2) Ventilation has become a big part of maintaining good air quality. Buildings today are built so air tight that they require mechanical ventilation. This is accomplished with heat recovery ventilators or air exchangers. These units bring in fresh air from outside and exhaust stale building air to the outside. Most have air filters in them that filter the fresh air before it enters your home. There are other methods of mechanical ventilation to rid your home of pollutants which service specific areas of your home. These are attic ventilation, bathroom exhaust fans and kitchen exhaust fans.

3) Dust particles are common causes of allergic reactions and can be found in a wide range of particle sizes from less than 2 microns to over 10 microns. Particles smaller than 2.5 microns pose the greatest health risk because when inhaled they can penetrate deep into your lungs. Larger particles are more likely to settle in the upper respiratory tract. Dust control is accomplished through the use of air filtration products such as furnace filters and air conditioner filters, air purifiers and air cleaners. There are a broad range of products in this category. Many do a good job of filtering or cleaning the air but many are not much more than gadgets and gimmicks which make promises they can’t deliver.
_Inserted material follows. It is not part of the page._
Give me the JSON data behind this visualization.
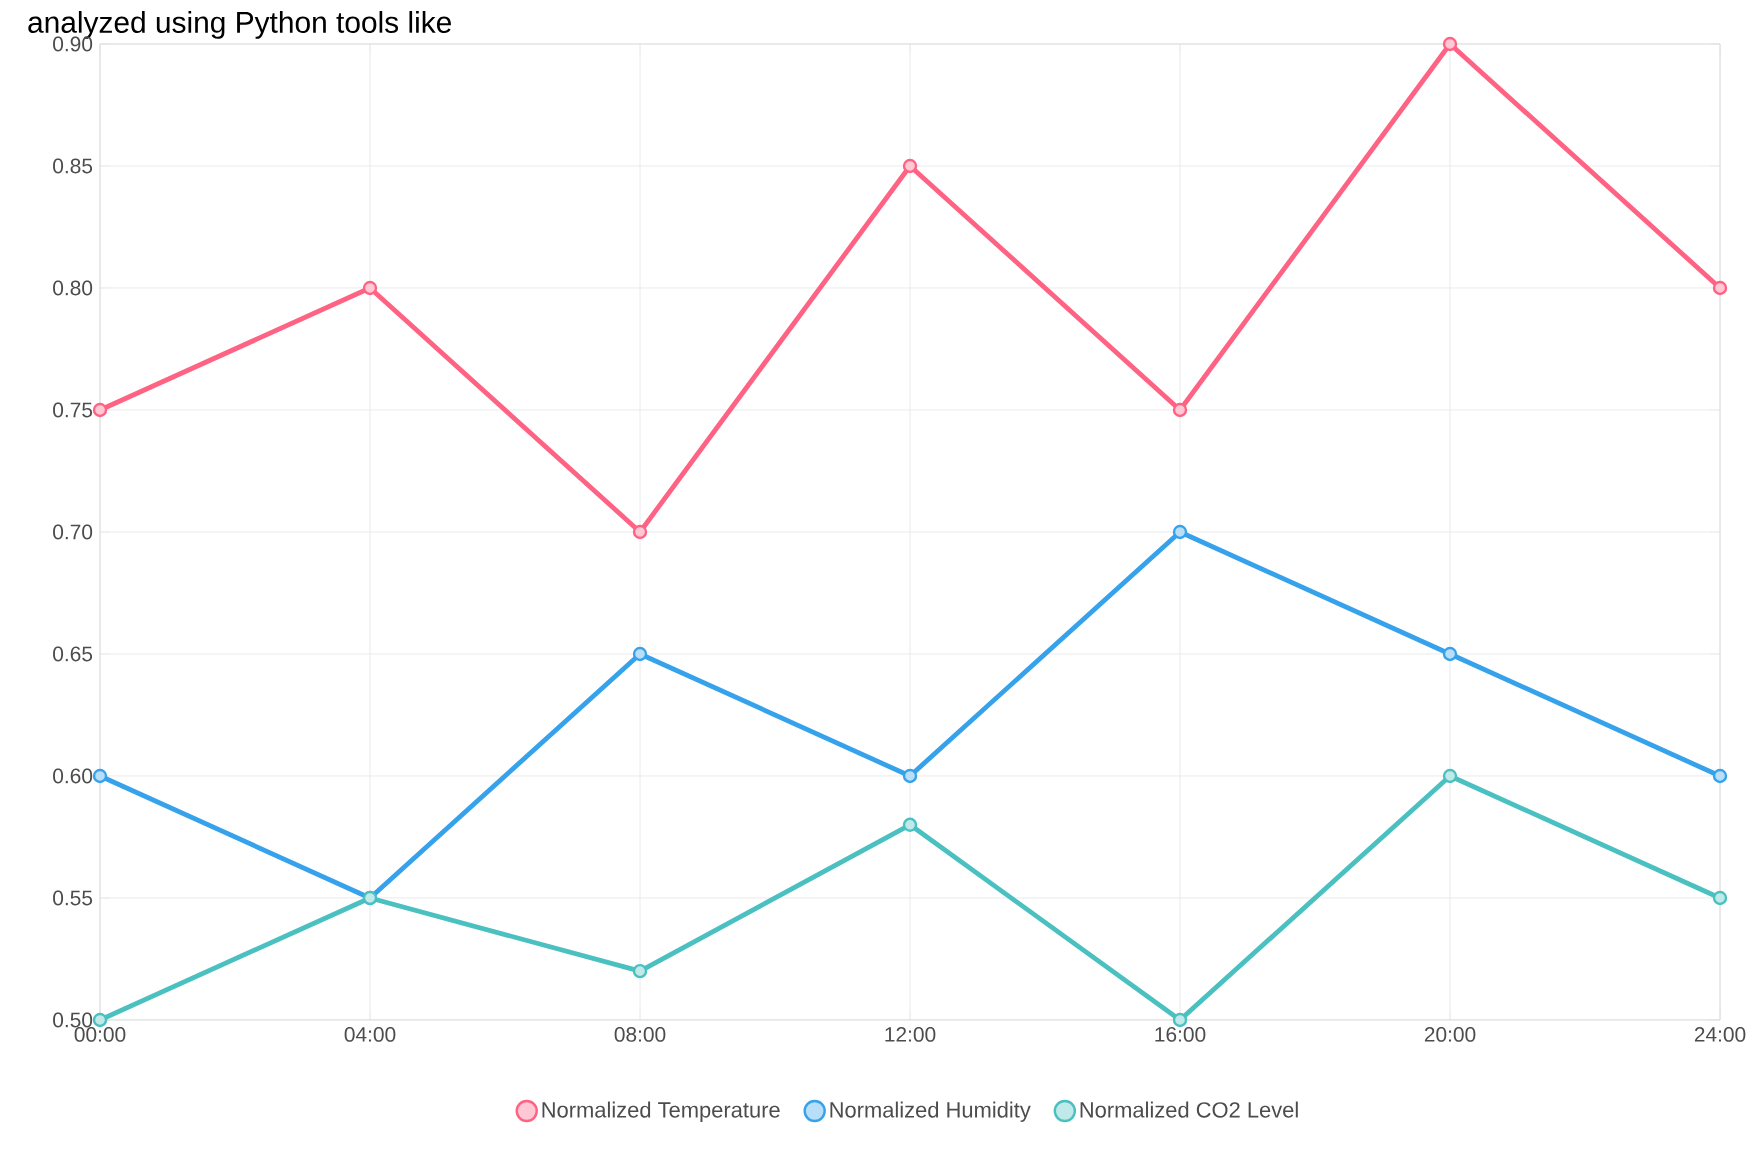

4) The thing that makes the humidity level in your home important is the effect it has on dust and organic compounds. Dust mite populations increase when humidity levels are high. Larger populations of dust mites mean there will be more dust particles in the air. Keep dust mite populations under control and you reduce the amount of dust in your home. High humidity can lead to the growth of toxic mold, mildew and other biological contaminants. Low humidity, which is usually only a problem in winter, can cause nose bleeds and nasal passage discomfort. Ventilation, humidifiers and dehumidifiers are the most helpful methods of humidity control.